In countless ways, Braff’s first feature feels like a dream from a lost time (that, at least for me, never was or was only half-glimpsed out of the corner of my eye). We forget that the teenaged child trying to get off the meds forced on them by their parents was a kind of anti-authoritarian trope—Green Day for psychiatry, more-or-less. Now we pathologize and label like it’s going out of style. In some corners, I’m not even sure one can make a mistake and not be assumed to be a narcissist or to have BPD or another personality disorder. Meds are, if not a first step, not a last one. Braff’s character felt so foreign to me that I hated him at first. His blank expression somehow looked both plain and forced (Braff seems largely to have turned to directing these days—a good move in my opinion. His camera work beats his poker face handily). I had forgotten that the withdrawn, brooding, smart, deep boy was an archetype to which people aspired back then. The visually absurd leather helmets that have to be worn at the office, random dancing, quirk for quirk’s sake—all these were long out of my mind. Seriousness, then, always had to to be an ironical, comic mask until the time came for a full confession from a character’s heart. Today in mainstream movies humor most often undercuts seriousness, similarly creating a distance, but largely so that characters can be cutesy and marketable, and so the film never stops being “fun.”
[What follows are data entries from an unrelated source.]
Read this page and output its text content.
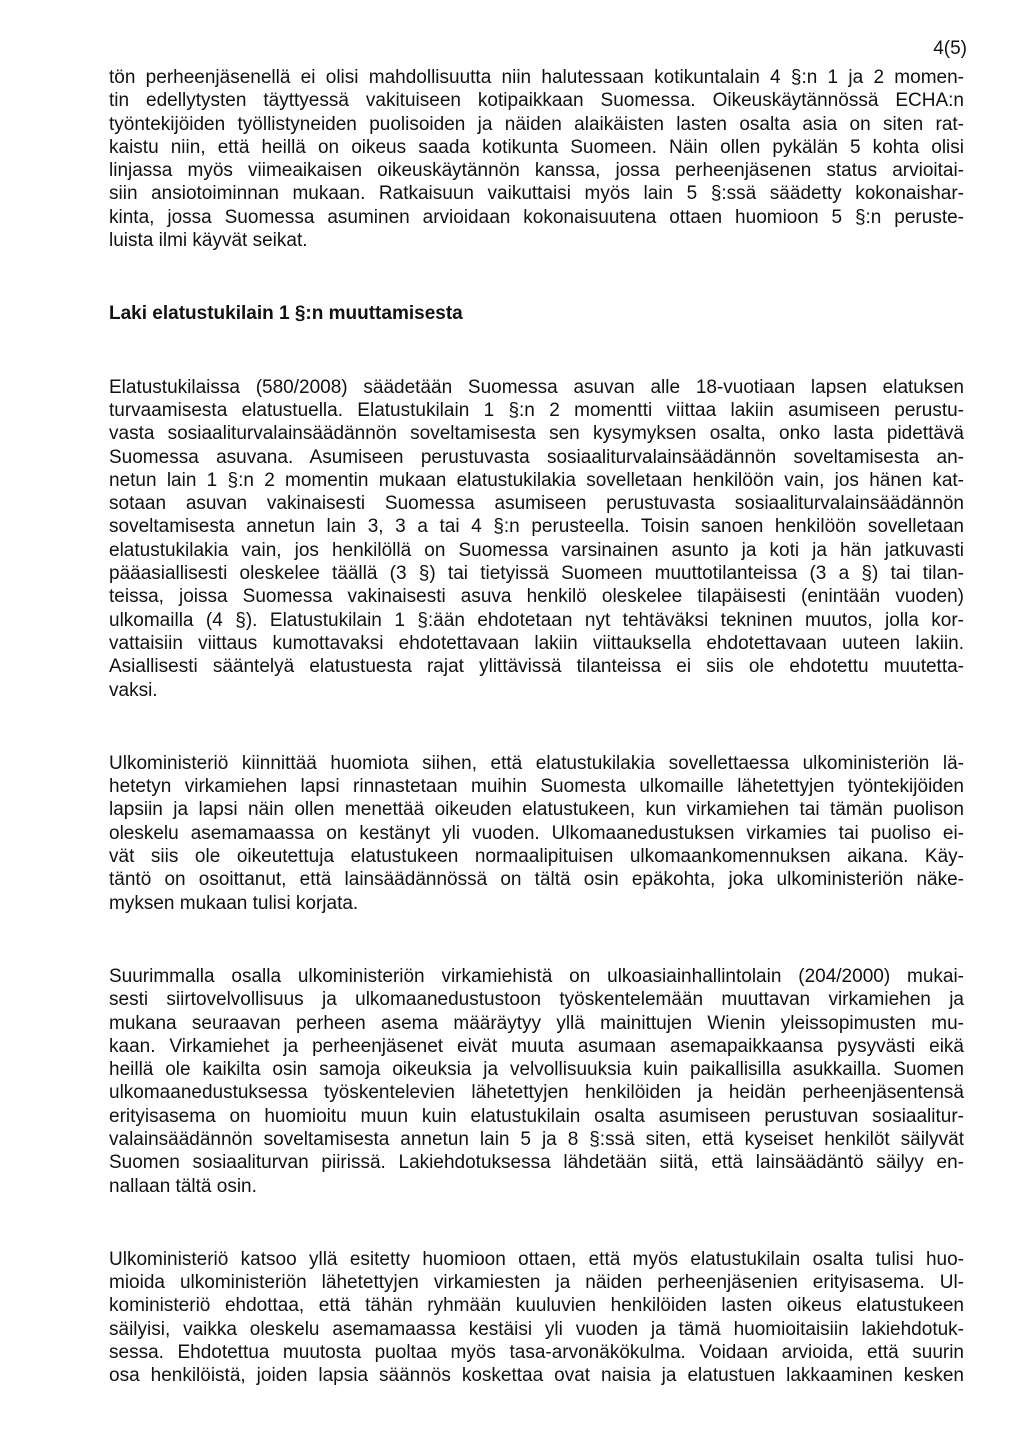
4(5)
tön perheenjäsenellä ei olisi mahdollisuutta niin halutessaan kotikuntalain 4 §:n 1 ja 2 momen-
tin edellytysten täyttyessä vakituiseen kotipaikkaan Suomessa. Oikeuskäytännössä ECHA:n
työntekijöiden työllistyneiden puolisoiden ja näiden alaikäisten lasten osalta asia on siten rat-
kaistu niin, että heillä on oikeus saada kotikunta Suomeen. Näin ollen pykälän 5 kohta olisi
linjassa myös viimeaikaisen oikeuskäytännön kanssa, jossa perheenjäsenen status arvioitai-
siin ansiotoiminnan mukaan. Ratkaisuun vaikuttaisi myös lain 5 §:ssä säädetty kokonaishar-
kinta, jossa Suomessa asuminen arvioidaan kokonaisuutena ottaen huomioon 5 §:n peruste-
luista ilmi käyvät seikat.
Laki elatustukilain 1 §:n muuttamisesta
Elatustukilaissa (580/2008) säädetään Suomessa asuvan alle 18-vuotiaan lapsen elatuksen
turvaamisesta elatustuella. Elatustukilain 1 §:n 2 momentti viittaa lakiin asumiseen perustu-
vasta sosiaaliturvalainsäädännön soveltamisesta sen kysymyksen osalta, onko lasta pidettävä
Suomessa asuvana. Asumiseen perustuvasta sosiaaliturvalainsäädännön soveltamisesta an-
netun lain 1 §:n 2 momentin mukaan elatustukilakia sovelletaan henkilöön vain, jos hänen kat-
sotaan asuvan vakinaisesti Suomessa asumiseen perustuvasta sosiaaliturvalainsäädännön
soveltamisesta annetun lain 3, 3 a tai 4 §:n perusteella. Toisin sanoen henkilöön sovelletaan
elatustukilakia vain, jos henkilöllä on Suomessa varsinainen asunto ja koti ja hän jatkuvasti
pääasiallisesti oleskelee täällä (3 §) tai tietyissä Suomeen muuttotilanteissa (3 a §) tai tilan-
teissa, joissa Suomessa vakinaisesti asuva henkilö oleskelee tilapäisesti (enintään vuoden)
ulkomailla (4 §). Elatustukilain 1 §:ään ehdotetaan nyt tehtäväksi tekninen muutos, jolla kor-
vattaisiin viittaus kumottavaksi ehdotettavaan lakiin viittauksella ehdotettavaan uuteen lakiin.
Asiallisesti sääntelyä elatustuesta rajat ylittävissä tilanteissa ei siis ole ehdotettu muutetta-
vaksi.
Ulkoministeriö kiinnittää huomiota siihen, että elatustukilakia sovellettaessa ulkoministeriön lä-
hetetyn virkamiehen lapsi rinnastetaan muihin Suomesta ulkomaille lähetettyjen työntekijöiden
lapsiin ja lapsi näin ollen menettää oikeuden elatustukeen, kun virkamiehen tai tämän puolison
oleskelu asemamaassa on kestänyt yli vuoden. Ulkomaanedustuksen virkamies tai puoliso ei-
vät siis ole oikeutettuja elatustukeen normaalipituisen ulkomaankomennuksen aikana. Käy-
täntö on osoittanut, että lainsäädännössä on tältä osin epäkohta, joka ulkoministeriön näke-
myksen mukaan tulisi korjata.
Suurimmalla osalla ulkoministeriön virkamiehistä on ulkoasiainhallintolain (204/2000) mukai-
sesti siirtovelvollisuus ja ulkomaanedustustoon työskentelemään muuttavan virkamiehen ja
mukana seuraavan perheen asema määräytyy yllä mainittujen Wienin yleissopimusten mu-
kaan. Virkamiehet ja perheenjäsenet eivät muuta asumaan asemapaikkaansa pysyvästi eikä
heillä ole kaikilta osin samoja oikeuksia ja velvollisuuksia kuin paikallisilla asukkailla. Suomen
ulkomaanedustuksessa työskentelevien lähetettyjen henkilöiden ja heidän perheenjäsentensä
erityisasema on huomioitu muun kuin elatustukilain osalta asumiseen perustuvan sosiaalitur-
valainsäädännön soveltamisesta annetun lain 5 ja 8 §:ssä siten, että kyseiset henkilöt säilyvät
Suomen sosiaaliturvan piirissä. Lakiehdotuksessa lähdetään siitä, että lainsäädäntö säilyy en-
nallaan tältä osin.
Ulkoministeriö katsoo yllä esitetty huomioon ottaen, että myös elatustukilain osalta tulisi huo-
mioida ulkoministeriön lähetettyjen virkamiesten ja näiden perheenjäsenien erityisasema. Ul-
koministeriö ehdottaa, että tähän ryhmään kuuluvien henkilöiden lasten oikeus elatustukeen
säilyisi, vaikka oleskelu asemamaassa kestäisi yli vuoden ja tämä huomioitaisiin lakiehdotuk-
sessa. Ehdotettua muutosta puoltaa myös tasa-arvonäkökulma. Voidaan arvioida, että suurin
osa henkilöistä, joiden lapsia säännös koskettaa ovat naisia ja elatustuen lakkaaminen kesken
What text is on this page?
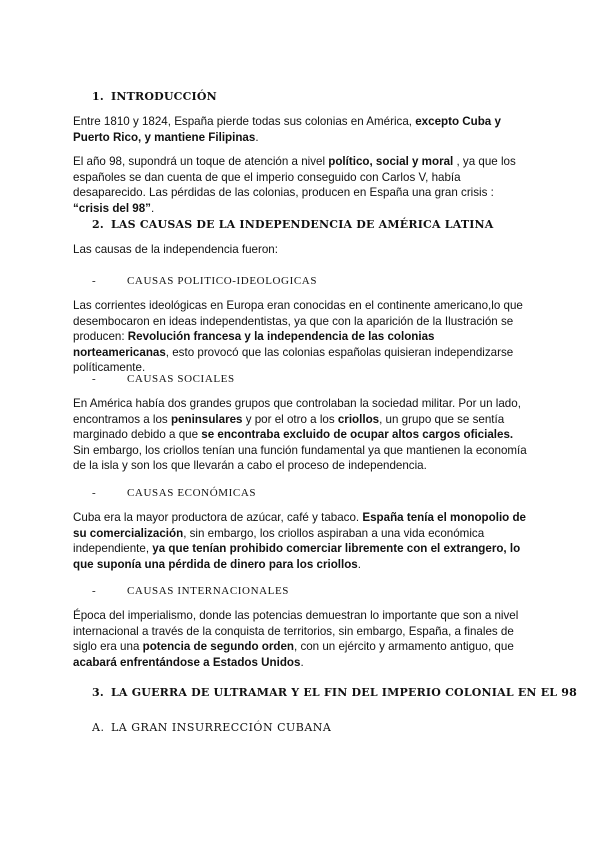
1. INTRODUCCIÓN
Entre 1810 y 1824, España pierde todas sus colonias en América, excepto Cuba y Puerto Rico, y mantiene Filipinas.
El año 98, supondrá un toque de atención a nivel político, social y moral , ya que los españoles se dan cuenta de que el imperio conseguido con Carlos V, había desaparecido. Las pérdidas de las colonias, producen en España una gran crisis : “crisis del 98”.
2. LAS CAUSAS DE LA INDEPENDENCIA DE AMÉRICA LATINA
Las causas de la independencia fueron:
-	CAUSAS POLITICO-IDEOLOGICAS
Las corrientes ideológicas en Europa eran conocidas en el continente americano,lo que desembocaron en ideas independentistas, ya que con la aparición de la Ilustración se producen: Revolución francesa y la independencia de las colonias norteamericanas, esto provocó que las colonias españolas quisieran independizarse políticamente.
-	CAUSAS SOCIALES
En América había dos grandes grupos que controlaban la sociedad militar. Por un lado, encontramos a los peninsulares y por el otro a los criollos, un grupo que se sentía marginado debido a que se encontraba excluido de ocupar altos cargos oficiales. Sin embargo, los criollos tenían una función fundamental ya que mantienen la economía de la isla y son los que llevarán a cabo el proceso de independencia.
-	CAUSAS ECONÓMICAS
Cuba era la mayor productora de azúcar, café y tabaco. España tenía el monopolio de su comercialización, sin embargo, los criollos aspiraban a una vida económica independiente, ya que tenían prohibido comerciar libremente con el extrangero, lo que suponía una pérdida de dinero para los criollos.
-	CAUSAS INTERNACIONALES
Época del imperialismo, donde las potencias demuestran lo importante que son a nivel internacional a través de la conquista de territorios, sin embargo, España, a finales de siglo era una potencia de segundo orden, con un ejército y armamento antiguo, que acabará enfrentándose a Estados Unidos.
3. LA GUERRA DE ULTRAMAR Y EL FIN DEL IMPERIO COLONIAL EN EL 98
A. LA GRAN INSURRECCIÓN CUBANA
The big picture here is the loss of the mood movie. The late-60s-early-70s generation had Easy Rider (1969), the 80s had Wall Street (1987), even my micro-generation looked up to Superbad (2007), even if we didn’t quite try to emulate it. Garden State did not invent the dreamy indie mood that endured for a decade plus, but it did synthesize its purest variety. Though I may find the plotting predictable, the romance cliché, and the rapid emotional swings disorienting, I enjoyed it for that reason. It’s a well-made movie that calls to mind times and places long gone. What defines us now? For teenagers, probably TikTok or a video game, not a movie everyone goes to see. Paradoxically, the internet allows for both greater homogeneity and the multiplication of subcultures—a perfect recipe for the death (dare I say murder?) of the mood movie. Rest in peace you twentieth-century mainstay. We’ll always have the Vans and skinny jeans (or the bell bottoms and the leather jackets or the suspenders over a white-collared blue dress shirt).